As Canterbury becomes warmer, drier and windier, with more frequent droughts and storms, increased efficiency of water use and farming practices will be necessary to maintain and increase production. Wind is one of the few elements that farmers can control with the use of windbreaks and shelterbelts. Ironically, says Johannes, over the past few decades many shelterbelts have been removed to facilitate irrigation equipment and more intensive land use.
“A case study on shelterbelt loss in central Canterbury revealed a reduction of 46% between 1984 and 2004 as a result of dairy conversions. It is mind boggling how many huge areas have become green pasture deserts.” He began to question what else is lost with these removals and whether opportunities to sequester carbon dioxide are being sacrificed.

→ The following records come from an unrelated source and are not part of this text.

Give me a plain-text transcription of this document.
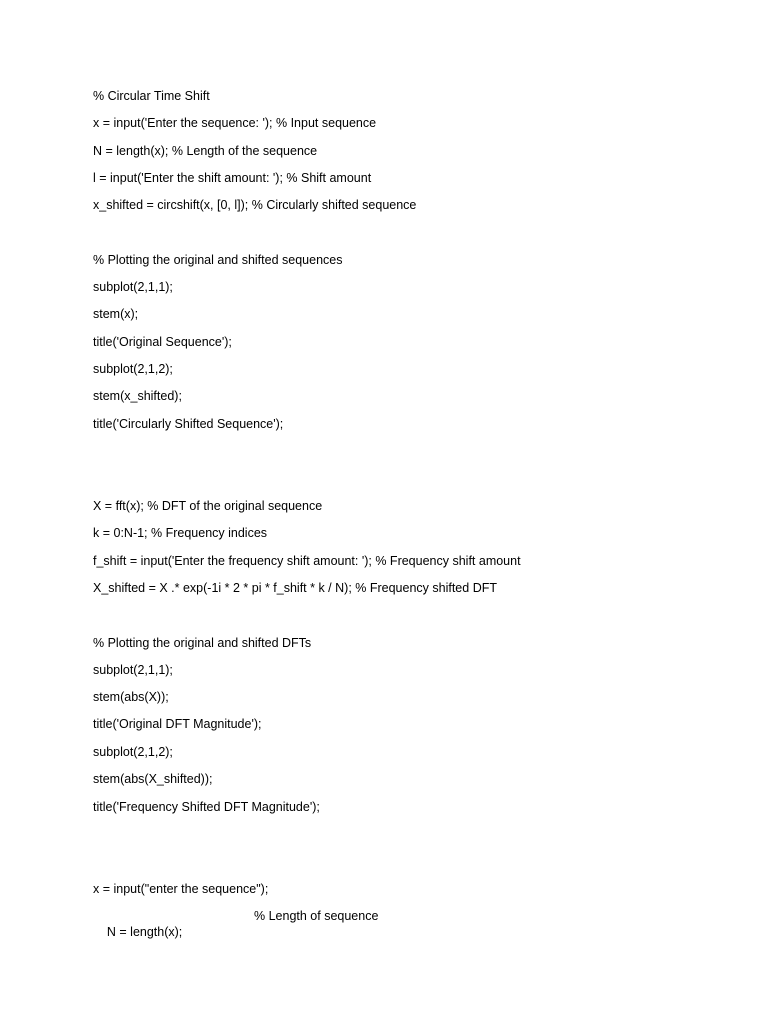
% Circular Time Shift
x = input('Enter the sequence: '); % Input sequence
N = length(x); % Length of the sequence
l = input('Enter the shift amount: '); % Shift amount
x_shifted = circshift(x, [0, l]); % Circularly shifted sequence
% Plotting the original and shifted sequences
subplot(2,1,1);
stem(x);
title('Original Sequence');
subplot(2,1,2);
stem(x_shifted);
title('Circularly Shifted Sequence');
X = fft(x); % DFT of the original sequence
k = 0:N-1; % Frequency indices
f_shift = input('Enter the frequency shift amount: '); % Frequency shift amount
X_shifted = X .* exp(-1i * 2 * pi * f_shift * k / N); % Frequency shifted DFT
% Plotting the original and shifted DFTs
subplot(2,1,1);
stem(abs(X));
title('Original DFT Magnitude');
subplot(2,1,2);
stem(abs(X_shifted));
title('Frequency Shifted DFT Magnitude');
x = input("enter the sequence");

N = length(x);
% Length of sequence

Johannes visited 34 sheep, beef, dairy and arable farms in the Canterbury region, from Banks Peninsula to the foothills of the Alps, to investigate their use of shelterbelts and the benefits of these, including increased biodiversity, soil ecology and shade and shelter for stock. Shelterbelts have also been shown to raise agricultural productivity. “Shelterbelt species selection with strategic placement and clear objectives can have numerous potential benefits to farm productivity and profitability.”

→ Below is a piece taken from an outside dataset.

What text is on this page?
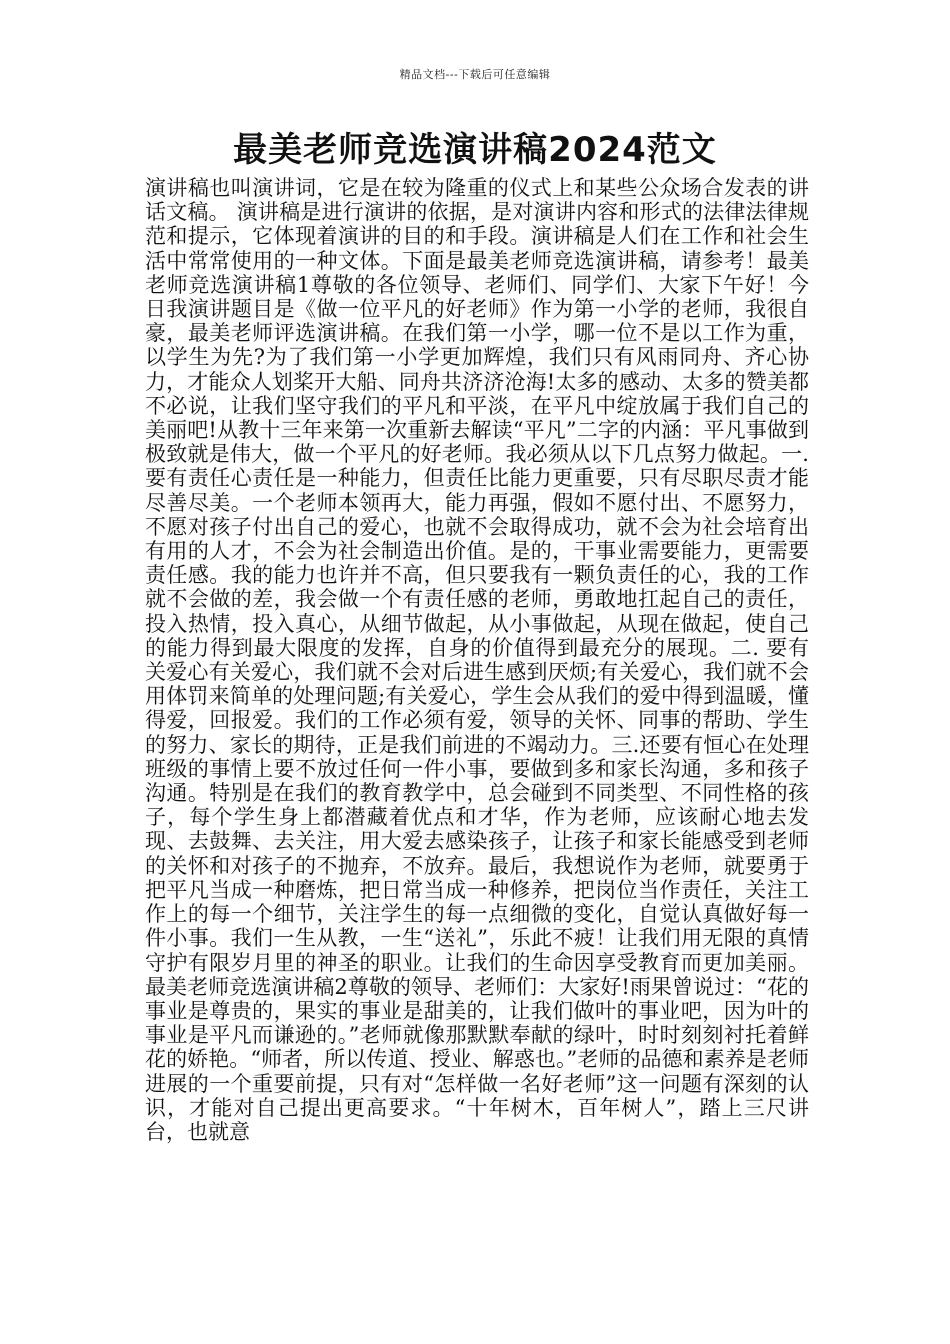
精品文档---下载后可任意编辑
最美老师竞选演讲稿2024范文

演讲稿也叫演讲词，它是在较为隆重的仪式上和某些公众场合发表的讲话文稿。 演讲稿是进行演讲的依据，是对演讲内容和形式的法律法律规范和提示，它体现着演讲的目的和手段。演讲稿是人们在工作和社会生活中常常使用的一种文体。下面是最美老师竞选演讲稿，请参考！最美老师竞选演讲稿1尊敬的各位领导、老师们、同学们、大家下午好！今日我演讲题目是《做一位平凡的好老师》作为第一小学的老师，我很自豪，最美老师评选演讲稿。在我们第一小学，哪一位不是以工作为重，以学生为先?为了我们第一小学更加辉煌，我们只有风雨同舟、齐心协力，才能众人划桨开大船、同舟共济济沧海!太多的感动、太多的赞美都不必说，让我们坚守我们的平凡和平淡，在平凡中绽放属于我们自己的美丽吧!从教十三年来第一次重新去解读“平凡”二字的内涵：平凡事做到极致就是伟大，做一个平凡的好老师。我必须从以下几点努力做起。一.要有责任心责任是一种能力，但责任比能力更重要，只有尽职尽责才能尽善尽美。一个老师本领再大，能力再强，假如不愿付出、不愿努力，不愿对孩子付出自己的爱心，也就不会取得成功，就不会为社会培育出有用的人才，不会为社会制造出价值。是的，干事业需要能力，更需要责任感。我的能力也许并不高，但只要我有一颗负责任的心，我的工作就不会做的差，我会做一个有责任感的老师，勇敢地扛起自己的责任，投入热情，投入真心，从细节做起，从小事做起，从现在做起，使自己的能力得到最大限度的发挥，自身的价值得到最充分的展现。二. 要有关爱心有关爱心，我们就不会对后进生感到厌烦;有关爱心，我们就不会用体罚来简单的处理问题;有关爱心，学生会从我们的爱中得到温暖，懂得爱，回报爱。我们的工作必须有爱，领导的关怀、同事的帮助、学生的努力、家长的期待，正是我们前进的不竭动力。三.还要有恒心在处理班级的事情上要不放过任何一件小事，要做到多和家长沟通，多和孩子沟通。特别是在我们的教育教学中，总会碰到不同类型、不同性格的孩子，每个学生身上都潜藏着优点和才华，作为老师，应该耐心地去发现、去鼓舞、去关注，用大爱去感染孩子，让孩子和家长能感受到老师的关怀和对孩子的不抛弃，不放弃。最后，我想说作为老师，就要勇于把平凡当成一种磨炼，把日常当成一种修养，把岗位当作责任，关注工作上的每一个细节，关注学生的每一点细微的变化，自觉认真做好每一件小事。我们一生从教，一生“送礼”，乐此不疲！让我们用无限的真情守护有限岁月里的神圣的职业。让我们的生命因享受教育而更加美丽。最美老师竞选演讲稿2尊敬的领导、老师们：大家好!雨果曾说过：“花的事业是尊贵的，果实的事业是甜美的，让我们做叶的事业吧，因为叶的事业是平凡而谦逊的。”老师就像那默默奉献的绿叶，时时刻刻衬托着鲜花的娇艳。“师者，所以传道、授业、解惑也。”老师的品德和素养是老师进展的一个重要前提，只有对“怎样做一名好老师”这一问题有深刻的认识，才能对自己提出更高要求。“十年树木，百年树人”，踏上三尺讲台，也就意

“It is only a matter of time before this happens,” says Johannes. “There is growing pressure on farmers to do their bit and government policies may change. Farmers should look at the ‘free’ benefits they will gain across the whole farm. Shelterbelts are not a short-term panacea, but a mid- to long-term proposition that requires a flexible approach and site-specific solutions. They contribute to equity for future generations, position farmers for a ‘low carbon’ future and enable adaption to a changing climate.”

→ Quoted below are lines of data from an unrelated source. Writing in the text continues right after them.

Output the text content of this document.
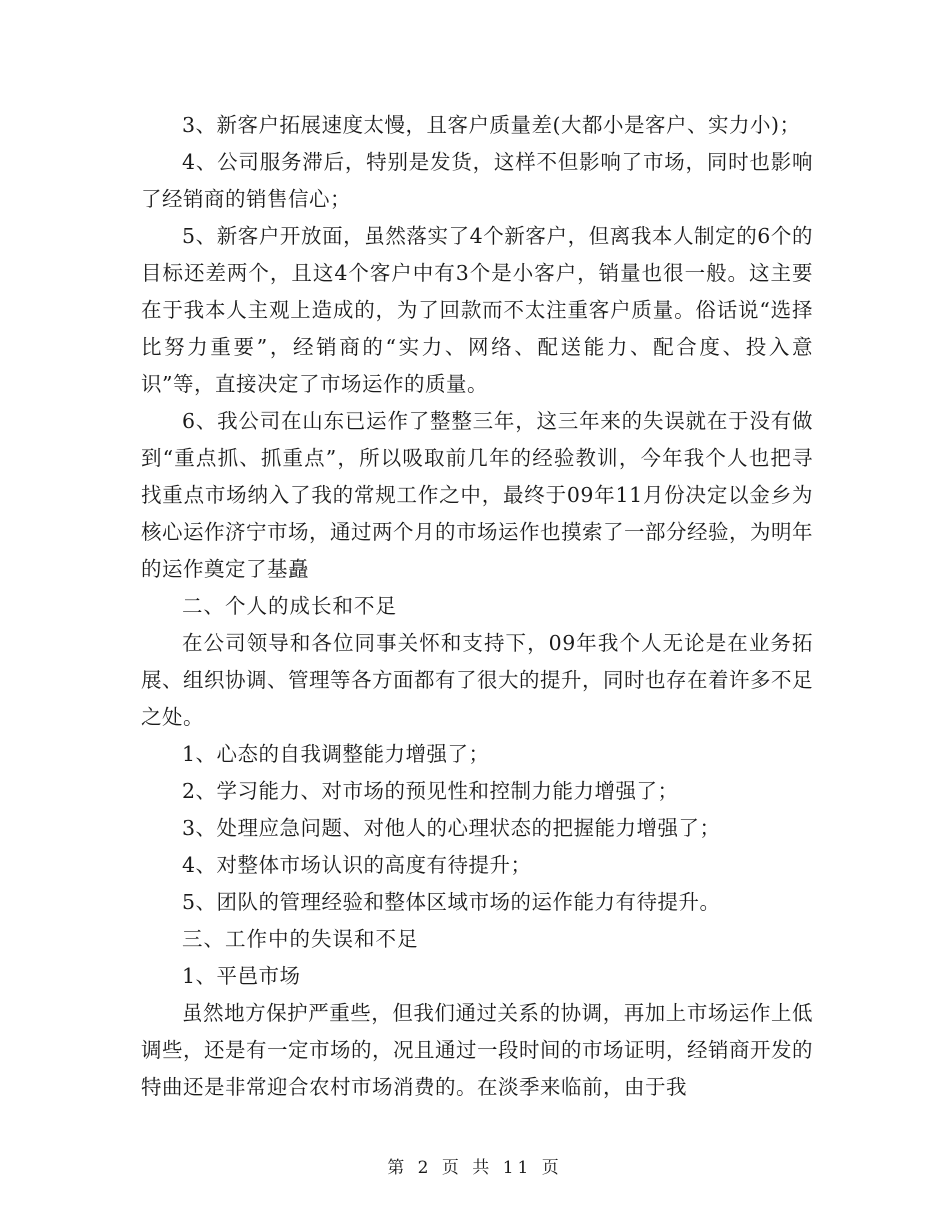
3、新客户拓展速度太慢，且客户质量差(大都小是客户、实力小)；

4、公司服务滞后，特别是发货，这样不但影响了市场，同时也影响了经销商的销售信心；

5、新客户开放面，虽然落实了4个新客户，但离我本人制定的6个的目标还差两个，且这4个客户中有3个是小客户，销量也很一般。这主要在于我本人主观上造成的，为了回款而不太注重客户质量。俗话说“选择比努力重要”，经销商的“实力、网络、配送能力、配合度、投入意识”等，直接决定了市场运作的质量。

6、我公司在山东已运作了整整三年，这三年来的失误就在于没有做到“重点抓、抓重点”，所以吸取前几年的经验教训，今年我个人也把寻找重点市场纳入了我的常规工作之中，最终于09年11月份决定以金乡为核心运作济宁市场，通过两个月的市场运作也摸索了一部分经验，为明年的运作奠定了基矗

二、个人的成长和不足

在公司领导和各位同事关怀和支持下，09年我个人无论是在业务拓展、组织协调、管理等各方面都有了很大的提升，同时也存在着许多不足之处。

1、心态的自我调整能力增强了；

2、学习能力、对市场的预见性和控制力能力增强了；

3、处理应急问题、对他人的心理状态的把握能力增强了；

4、对整体市场认识的高度有待提升；

5、团队的管理经验和整体区域市场的运作能力有待提升。

三、工作中的失误和不足

1、平邑市场

虽然地方保护严重些，但我们通过关系的协调，再加上市场运作上低调些，还是有一定市场的，况且通过一段时间的市场证明，经销商开发的特曲还是非常迎合农村市场消费的。在淡季来临前，由于我

第 2 页 共 11 页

Concern has been raised over the large-scale use of potentially fertile agricultural land for permanent forest carbon sinks, but Johannes emphasises that most shelterbelts are planted along, boundaries, slopes or gullies, roadsides and on marginal land. “The planting of these areas with shelterbelts benefits not only the farmer but New Zealand as a whole.”
With only one percent of native vegetation remaining on the Canterbury plains, and native species averaging similar amounts of carbon per hectare to exotic species, he recommends planting a mixture of native and exotic species to give optimal benefits of shelter, permeability, low maintenance, wildlife habitat, resistance to drought, frost and snow, is aesthetically pleasing and increases property values.
“It doesn’t have to be done overnight either. Existing exotic shelterbelts can gradually be replaced with native species.”
Johannes Welsch recently submitted his PhD in Agri-ecology at Lincoln University and is working on native vegetation and biodiversity projects on farms across the Canterbury Plains with Te Ara Kākāriki – Canterbury Greenway Trust.